En RDC, le M23 contrôlerait près de 80% du territoire de Rutshuru, proche des frontières du Rwanda et de l'Ouganda. Cette occupation affecte l'économie locale.
Dans l'est de la République démocratique du Congo, les rebelles du M23 contrôlent encore plusieurs localités dans les territoires de Masisi et de Rutshuru. Quel est l'importance de ce territoire de Rutshuru aussi bien pour les rebelles que pour l'état congolais et comment la population réagit-elle à l'occupation de la région par les rebelles du M23 ?
Rutshuru est un vaste territoire de la province du Nord-Kivu proche des frontières du Rwanda et de l'Ouganda.
Ce territoire a toujours été le point de départ de la plupart des grandes rebellions de la RDC notamment celle lancée en 1997 par l'AFDL de Laurent Désiré Kabila.
Depuis le 8 novembre 2021, les rebelles du M23 y ont repris les attaques contre les forces armées congolaises et ont réussi à prendre le contrôle de plusieurs localités.
Le Comité de paix et sécurité
Fin 2022, le M23 a installé une administration dénommée Comité de paix et sécurité (COPASEC), composé de quelques civils de la rébellion et des membres des communautés locales. Un coordonnateur, installé à Rutshuru centre, gère au quotidien les activités de cette administration.
Certains habitants comme Agerimana Alphonsine, pensent que la sécurité s'améliore dans les zones occupées par les rebelles du M23.
"Nous vivons bien, raconte-t-elle. Je ne peux pas dire que nous vivons dans des mauvaises conditions, car je peux circuler la nuit sans que quelqu'un me vole mon téléphone, ou que quelqu'un me tabasse. C'est pourquoi je dis que nous vivons bien. Nous n'avons pas de problèmes avec eux et nous n'entendons pas de tirs la nuit. Aussi, il y a moins de voleurs ces derniers temps."
Manque de confiance
Si certains habitants saluent l'amélioration de la situation sécuritaire, d'autres évoquent un manque de confiance entre la population et les rebelles à cause de quelques tracasseries perpétrées par les rebelles. Jean Kaseru, un habitant de Rutshuru, assure que "les articles au marché ont pris de l'ascenseur à cause des tracasseries routières de la part des rebelles. Moi je ne peux pas dire qu'on vit en paix, parce que les gens vivent avec la peur. Le M23 est ici mais la population n'a pas confiance en eux."

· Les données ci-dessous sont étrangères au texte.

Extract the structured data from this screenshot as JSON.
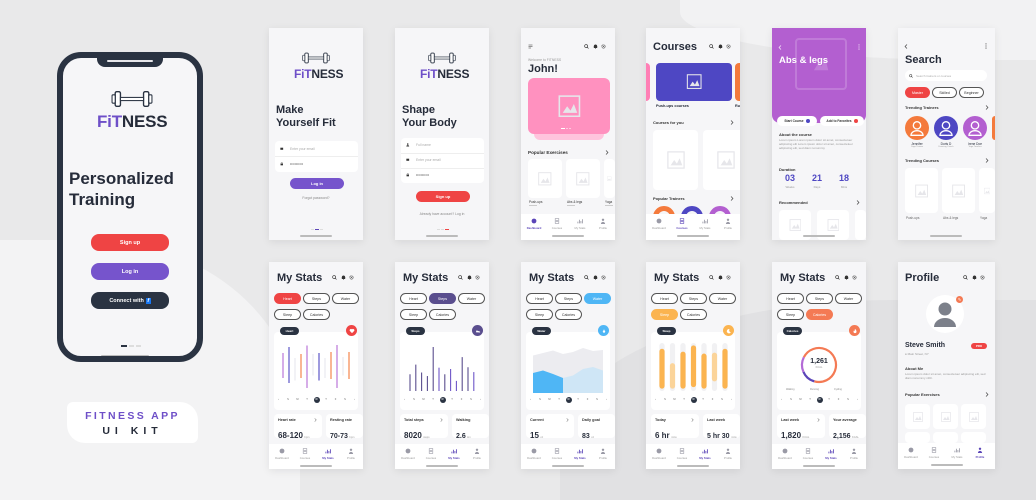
{
  "brand": {
    "logo_fit": "FiT",
    "logo_ness": "NESS",
    "accent": "#6e4fc8",
    "red": "#ef4444",
    "dark": "#2a3342"
  },
  "intro": {
    "headline": "Personalized Training",
    "signup": "Sign up",
    "login": "Log in",
    "connect": "Connect with",
    "facebook_glyph": "f"
  },
  "badge": {
    "line1": "FITNESS APP",
    "line2": "UI KIT"
  },
  "login": {
    "headline": "Make Yourself Fit",
    "email_placeholder": "Enter your email",
    "password": "•••••••••••",
    "button": "Log in",
    "forgot": "Forgot password?"
  },
  "signup": {
    "headline": "Shape Your Body",
    "name_placeholder": "Full name",
    "email_placeholder": "Enter your email",
    "password": "•••••••••••",
    "button": "Sign up",
    "have_account": "Already have account? Log in"
  },
  "nav": [
    "Dashboard",
    "Courses",
    "My Stats",
    "Profile"
  ],
  "dashboard": {
    "welcome": "Welcome to FITNESS",
    "name": "John!",
    "section": "Popular Exercises",
    "exercises": [
      "Push-ups",
      "Abs & legs",
      "Yoga"
    ],
    "hero_color": "#ff8fbf"
  },
  "courses": {
    "title": "Courses",
    "featured": "Push-ups courses",
    "featured_next": "Ru",
    "for_you": "Courses for you",
    "trainers": "Popular Trainers",
    "featured_color": "#4e47c3"
  },
  "course_detail": {
    "title": "Abs & legs",
    "header_color": "#b35fd0",
    "start": "Start Course",
    "favorite": "Add to Favorites",
    "about": "About the course",
    "about_text": "Lorem ipsum Lorem ipsum dolor sit amet, consectetuer adipiscing elit Lorem ipsum dolor sit amet, consectetuer adipiscing elit, sed diam nonummy",
    "duration": "Duration",
    "durations": [
      {
        "value": "03",
        "unit": "Weeks"
      },
      {
        "value": "21",
        "unit": "Days"
      },
      {
        "value": "18",
        "unit": "Mins"
      }
    ],
    "recommended": "Recommended"
  },
  "search": {
    "title": "Search",
    "placeholder": "Search trainers or courses",
    "chips": [
      "Master",
      "Skilled",
      "Beginner"
    ],
    "trending_trainers": "Trending Trainers",
    "trainers": [
      {
        "name": "Jennifer",
        "role": "Yoga Trainer",
        "color": "#f47a3c"
      },
      {
        "name": "Doris D",
        "role": "Dancing Coach",
        "color": "#4e47c3"
      },
      {
        "name": "Irene Doe",
        "role": "Yoga Teacher",
        "color": "#b35fd0"
      }
    ],
    "trending_courses": "Trending Courses",
    "courses": [
      "Push-ups",
      "Abs & legs",
      "Yoga"
    ]
  },
  "stats": {
    "title": "My Stats",
    "chips": [
      "Heart",
      "Steps",
      "Water",
      "Sleep",
      "Calories"
    ],
    "days": [
      "S",
      "M",
      "T",
      "W",
      "T",
      "F",
      "S"
    ],
    "active_day": 3,
    "screens": [
      {
        "active_chip": 0,
        "color": "#ef4444",
        "icon": "heart-icon",
        "label": "Heart",
        "cards": [
          {
            "label": "Heart rate",
            "value": "68-120",
            "unit": "bpm"
          },
          {
            "label": "Resting rate",
            "value": "70-73",
            "unit": "bpm"
          }
        ],
        "chart": {
          "type": "range",
          "ranges": [
            [
              30,
              80,
              "#b36ad6"
            ],
            [
              20,
              92,
              "#4e47c3"
            ],
            [
              25,
              70,
              "#e8e8ee"
            ],
            [
              30,
              78,
              "#f47a3c"
            ],
            [
              10,
              95,
              "#b36ad6"
            ],
            [
              35,
              78,
              "#e8e8ee"
            ],
            [
              25,
              80,
              "#4e47c3"
            ],
            [
              30,
              70,
              "#e8e8ee"
            ],
            [
              28,
              82,
              "#f47a3c"
            ],
            [
              10,
              96,
              "#b36ad6"
            ],
            [
              35,
              72,
              "#e8e8ee"
            ],
            [
              28,
              82,
              "#f47a3c"
            ]
          ]
        }
      },
      {
        "active_chip": 1,
        "color": "#5a4e8e",
        "icon": "shoe-icon",
        "label": "Steps",
        "cards": [
          {
            "label": "Total steps",
            "value": "8020",
            "unit": "steps"
          },
          {
            "label": "Walking",
            "value": "2.6",
            "unit": "km"
          }
        ],
        "chart": {
          "type": "bars",
          "values": [
            38,
            60,
            42,
            34,
            100,
            53,
            38,
            50,
            23,
            77,
            54,
            43
          ],
          "colors": [
            "#5a4e8e",
            "#5a4e8e",
            "#5a4e8e",
            "#5a4e8e",
            "#5a4e8e",
            "#6e55c8",
            "#5a4e8e",
            "#6e55c8",
            "#6e55c8",
            "#5a4e8e",
            "#5a4e8e",
            "#6e55c8"
          ]
        }
      },
      {
        "active_chip": 2,
        "color": "#4fb6f5",
        "icon": "drop-icon",
        "label": "Water",
        "cards": [
          {
            "label": "Current",
            "value": "15",
            "unit": "oz"
          },
          {
            "label": "Daily goal",
            "value": "83",
            "unit": "oz"
          }
        ],
        "chart": {
          "type": "area",
          "back": [
            75,
            80,
            85,
            78,
            82,
            90,
            84,
            86
          ],
          "front": [
            40,
            45,
            38,
            30,
            35,
            48,
            52,
            45
          ]
        }
      },
      {
        "active_chip": 3,
        "color": "#fbb450",
        "icon": "moon-icon",
        "label": "Sleep",
        "cards": [
          {
            "label": "Today",
            "value": "6 hr",
            "unit": "mins"
          },
          {
            "label": "Last week",
            "value": "5 hr 30",
            "unit": "mins"
          }
        ],
        "chart": {
          "type": "sleep",
          "ranges": [
            [
              5,
              88
            ],
            [
              5,
              58
            ],
            [
              5,
              82
            ],
            [
              8,
              95
            ],
            [
              5,
              78
            ],
            [
              20,
              80
            ],
            [
              5,
              88
            ]
          ]
        }
      },
      {
        "active_chip": 4,
        "color": "#f47a54",
        "icon": "flame-icon",
        "label": "Calories",
        "cards": [
          {
            "label": "Last week",
            "value": "1,820",
            "unit": "KCAL"
          },
          {
            "label": "Your average",
            "value": "2,156",
            "unit": "KCAL"
          }
        ],
        "chart": {
          "type": "donut",
          "value": "1,261",
          "unit": "KCAL",
          "legend": [
            "Walking",
            "Running",
            "Cycling"
          ],
          "segments": [
            [
              0.72,
              "#f47a54"
            ],
            [
              0.14,
              "#5b45b8"
            ],
            [
              0.14,
              "#b36ad6"
            ]
          ]
        }
      }
    ]
  },
  "profile": {
    "title": "Profile",
    "name": "Steve Smith",
    "badge": "PRO",
    "location": "Main Street, NY",
    "about": "About Me",
    "about_text": "Lorem ipsum dolor sit amet, consectetuer adipiscing elit, sed diam nonummy nibh.",
    "section": "Popular Exercises"
  }
}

Les écoles ont ouvert au mois de septembre 2023 dans certaines localités et quelques structures sanitaires sont opérationnelles, y compris celles appartenant à l'Etat congolais.
Les radios locales et des organisations non gouvernementales sont aussi opérationnelles.
L'économie souffre
Cependant, la fermeture de la route nationale 2 par les autorités congolaises affecte la vie socio-économique de la population.

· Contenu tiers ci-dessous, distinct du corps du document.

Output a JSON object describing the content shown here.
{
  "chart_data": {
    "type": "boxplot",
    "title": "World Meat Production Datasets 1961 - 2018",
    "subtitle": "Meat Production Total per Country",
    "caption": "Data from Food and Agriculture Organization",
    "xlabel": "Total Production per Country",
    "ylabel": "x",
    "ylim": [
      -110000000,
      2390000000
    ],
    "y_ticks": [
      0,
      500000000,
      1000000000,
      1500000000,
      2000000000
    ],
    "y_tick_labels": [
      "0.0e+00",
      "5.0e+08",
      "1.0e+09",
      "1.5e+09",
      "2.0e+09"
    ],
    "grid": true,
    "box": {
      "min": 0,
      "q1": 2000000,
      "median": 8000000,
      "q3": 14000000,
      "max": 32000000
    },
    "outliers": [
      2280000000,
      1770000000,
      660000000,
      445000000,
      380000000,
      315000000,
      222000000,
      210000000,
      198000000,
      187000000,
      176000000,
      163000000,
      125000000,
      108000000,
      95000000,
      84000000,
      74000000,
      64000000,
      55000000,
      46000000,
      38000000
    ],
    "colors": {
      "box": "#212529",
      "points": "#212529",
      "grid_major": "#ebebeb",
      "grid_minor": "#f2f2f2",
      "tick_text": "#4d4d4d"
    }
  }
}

Sendugu Mwenyemali, un habitant de Rutshuru et membre de la société civile, raconte que "pour ce qui est de la sécurité, nous circulons librement. Mais sur le plan économique ou de l'agriculture, vous pouvez cultiver mais vous n'aurez pas d'acheteurs. Vous faites du commerce, il n'y a pas des clients. L'argent ne circule pas et la route est bloquée. Aussi, il n'y a pas des opportunités d'emplois. Il n'y a que l'agriculture et malheureusement même les produits champêtres ne sont pas achetés."
Aujourd'hui, le M23 contrôlerait près de 80 % du territoire de Rutshuru. Un territoire qui représente la plus grande source d'approvisionnement en céréales pour la ville de Goma et celle voisine de Bukavu.